Il giocatore
Corre ansimando sulla fascia. Da un lato lo aspettano i cieli della gloria, dall’altro gli abissi della rovina. Il quartiere lo invidia: il giocatore professionista si è salvato dalla fabbrica o dall’ufficio, lo pagano per divertirsi, ha vinto alla lotteria. E anche se deve sudare come una fontana, senza avere diritto a stancarsi né a sbagliare, lui è sui giornali e in televisione, le radio ripetono il suo nome, le donne sospirano per lui e i bambini vorrebbero imitarlo. Ma lui, che aveva iniziato a giocare per il piacere di giocare, nelle strade sterrate della periferia, ora gioca negli stadi per il dovere di lavorare ed è obbligato a vincere o… vincere.

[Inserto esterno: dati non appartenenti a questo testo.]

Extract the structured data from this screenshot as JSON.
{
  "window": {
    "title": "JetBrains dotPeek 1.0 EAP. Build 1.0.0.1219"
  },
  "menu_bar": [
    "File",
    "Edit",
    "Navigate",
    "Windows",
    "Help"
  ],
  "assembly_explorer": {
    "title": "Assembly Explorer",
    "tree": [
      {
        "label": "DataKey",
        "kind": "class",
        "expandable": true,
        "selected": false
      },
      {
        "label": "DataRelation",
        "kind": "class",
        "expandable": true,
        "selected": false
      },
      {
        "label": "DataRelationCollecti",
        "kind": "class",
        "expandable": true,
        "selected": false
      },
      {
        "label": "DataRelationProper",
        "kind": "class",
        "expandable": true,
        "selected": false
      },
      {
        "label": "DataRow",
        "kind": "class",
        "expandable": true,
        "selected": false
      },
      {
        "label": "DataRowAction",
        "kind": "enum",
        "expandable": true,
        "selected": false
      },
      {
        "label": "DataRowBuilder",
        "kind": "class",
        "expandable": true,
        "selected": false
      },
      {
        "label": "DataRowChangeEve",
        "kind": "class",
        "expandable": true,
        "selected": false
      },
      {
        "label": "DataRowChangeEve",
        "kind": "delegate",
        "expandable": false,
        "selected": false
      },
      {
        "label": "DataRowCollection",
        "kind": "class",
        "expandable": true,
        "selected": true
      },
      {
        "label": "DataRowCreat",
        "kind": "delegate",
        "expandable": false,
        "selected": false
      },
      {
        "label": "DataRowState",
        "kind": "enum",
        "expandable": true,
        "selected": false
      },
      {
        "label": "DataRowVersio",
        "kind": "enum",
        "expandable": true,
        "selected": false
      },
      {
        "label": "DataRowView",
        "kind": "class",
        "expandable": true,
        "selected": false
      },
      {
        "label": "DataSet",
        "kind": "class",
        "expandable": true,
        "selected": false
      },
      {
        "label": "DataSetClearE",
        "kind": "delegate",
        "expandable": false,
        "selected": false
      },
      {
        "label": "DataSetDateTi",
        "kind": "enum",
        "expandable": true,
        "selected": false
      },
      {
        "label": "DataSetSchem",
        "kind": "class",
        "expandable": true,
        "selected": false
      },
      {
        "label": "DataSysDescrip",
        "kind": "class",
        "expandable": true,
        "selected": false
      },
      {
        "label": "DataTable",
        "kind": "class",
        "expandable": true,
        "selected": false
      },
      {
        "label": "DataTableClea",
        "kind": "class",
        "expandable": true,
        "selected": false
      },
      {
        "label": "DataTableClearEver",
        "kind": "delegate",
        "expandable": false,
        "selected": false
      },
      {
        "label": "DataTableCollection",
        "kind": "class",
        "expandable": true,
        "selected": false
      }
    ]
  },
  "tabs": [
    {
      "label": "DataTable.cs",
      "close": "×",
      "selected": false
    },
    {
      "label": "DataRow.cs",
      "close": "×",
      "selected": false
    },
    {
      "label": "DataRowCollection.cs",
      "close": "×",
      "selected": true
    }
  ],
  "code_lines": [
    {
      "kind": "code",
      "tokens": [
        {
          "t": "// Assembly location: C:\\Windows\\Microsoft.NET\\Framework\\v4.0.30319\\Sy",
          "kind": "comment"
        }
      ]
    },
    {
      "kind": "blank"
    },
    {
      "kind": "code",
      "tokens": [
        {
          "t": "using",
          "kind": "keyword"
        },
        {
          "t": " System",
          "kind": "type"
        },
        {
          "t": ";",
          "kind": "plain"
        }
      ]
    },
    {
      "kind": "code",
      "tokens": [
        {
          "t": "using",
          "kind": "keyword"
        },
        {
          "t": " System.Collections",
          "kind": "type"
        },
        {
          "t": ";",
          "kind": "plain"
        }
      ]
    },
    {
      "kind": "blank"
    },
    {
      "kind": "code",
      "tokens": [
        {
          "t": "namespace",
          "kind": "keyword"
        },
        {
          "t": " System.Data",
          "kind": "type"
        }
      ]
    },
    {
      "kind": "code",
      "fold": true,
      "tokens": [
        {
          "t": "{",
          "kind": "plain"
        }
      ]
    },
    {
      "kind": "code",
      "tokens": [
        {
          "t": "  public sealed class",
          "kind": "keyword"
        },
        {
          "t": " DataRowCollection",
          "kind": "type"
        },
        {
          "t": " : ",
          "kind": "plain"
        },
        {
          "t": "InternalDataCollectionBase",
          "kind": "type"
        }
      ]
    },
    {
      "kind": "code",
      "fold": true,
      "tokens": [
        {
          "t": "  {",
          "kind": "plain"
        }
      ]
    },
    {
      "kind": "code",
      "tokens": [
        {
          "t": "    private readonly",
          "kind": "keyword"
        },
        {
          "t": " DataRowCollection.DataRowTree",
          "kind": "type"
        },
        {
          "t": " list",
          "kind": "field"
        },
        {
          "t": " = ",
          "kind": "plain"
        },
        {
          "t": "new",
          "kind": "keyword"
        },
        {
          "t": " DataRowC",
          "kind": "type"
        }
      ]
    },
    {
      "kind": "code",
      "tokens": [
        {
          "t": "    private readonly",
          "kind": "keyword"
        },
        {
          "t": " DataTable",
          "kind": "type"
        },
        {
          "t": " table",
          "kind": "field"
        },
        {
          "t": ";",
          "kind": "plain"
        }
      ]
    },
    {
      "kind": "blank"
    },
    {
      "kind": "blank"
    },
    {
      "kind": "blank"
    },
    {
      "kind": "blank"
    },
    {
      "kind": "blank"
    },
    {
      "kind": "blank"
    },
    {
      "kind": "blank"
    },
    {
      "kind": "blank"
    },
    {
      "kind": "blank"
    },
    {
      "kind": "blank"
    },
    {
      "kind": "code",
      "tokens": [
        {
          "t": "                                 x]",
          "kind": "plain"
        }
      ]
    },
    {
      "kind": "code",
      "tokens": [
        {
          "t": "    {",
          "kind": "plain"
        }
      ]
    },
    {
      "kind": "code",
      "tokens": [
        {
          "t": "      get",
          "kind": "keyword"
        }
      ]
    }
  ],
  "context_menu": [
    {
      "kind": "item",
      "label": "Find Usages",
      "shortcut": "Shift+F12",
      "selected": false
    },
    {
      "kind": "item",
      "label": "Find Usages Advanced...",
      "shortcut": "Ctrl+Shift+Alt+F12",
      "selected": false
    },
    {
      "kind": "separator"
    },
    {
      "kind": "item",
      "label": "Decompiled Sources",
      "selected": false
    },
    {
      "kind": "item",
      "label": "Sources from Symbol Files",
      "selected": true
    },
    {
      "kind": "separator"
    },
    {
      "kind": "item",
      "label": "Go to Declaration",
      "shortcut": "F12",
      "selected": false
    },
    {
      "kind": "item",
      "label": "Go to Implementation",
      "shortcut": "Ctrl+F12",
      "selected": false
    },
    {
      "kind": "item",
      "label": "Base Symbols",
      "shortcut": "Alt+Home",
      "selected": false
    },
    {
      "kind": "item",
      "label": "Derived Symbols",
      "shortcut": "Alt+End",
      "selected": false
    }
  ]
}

Gli imprenditori lo comprano, lo vendono, po prestano, e lui si lascia trasportare in cambio della promessa di maggiore fama e di maggior denaro. Quanto più ha successo e più denaro guadagna, più diventa prigioniero. Sottomesso a una disciplina militare, soffre ogni giorno il castigo di allenamenti feroci e si sottomette al bombardamento di analgesici e infiltrazioni di cortisone che mascherano il dolore e fingono la salute. E alla vigilia delle partite importanti lo rinchiudono in un campo di concentramento dove compie lavori forzati, mangia cibi insulsi, si sbronza di acqua e dorme da solo.
Negli altri mestieri umani il tramonto arriva con la vecchiaia, ma il giocatore di calcio può essere vecchio anche a trent’anni. I muscoli si stancano presto.
<<Quello lì non fa gol neppure con il campo in discesa.>>
<<Quello? Neanche se legano tutte e due le mani al portiere…>>
O forse anche prima dei trenta, se una pallonata lo stordisce di brutto, o la sfortuna gli strappa un muscolo o un calcio gli procura una frattura di quelle che non hanno rimedio. E un brutto giorno il giocatore scopre che si è giocato la vita in un colpo solo e che il denaro è volato via e la fama pure. La fama, signora fugace, non gli ha lasciato neppure una letterina di consolazione.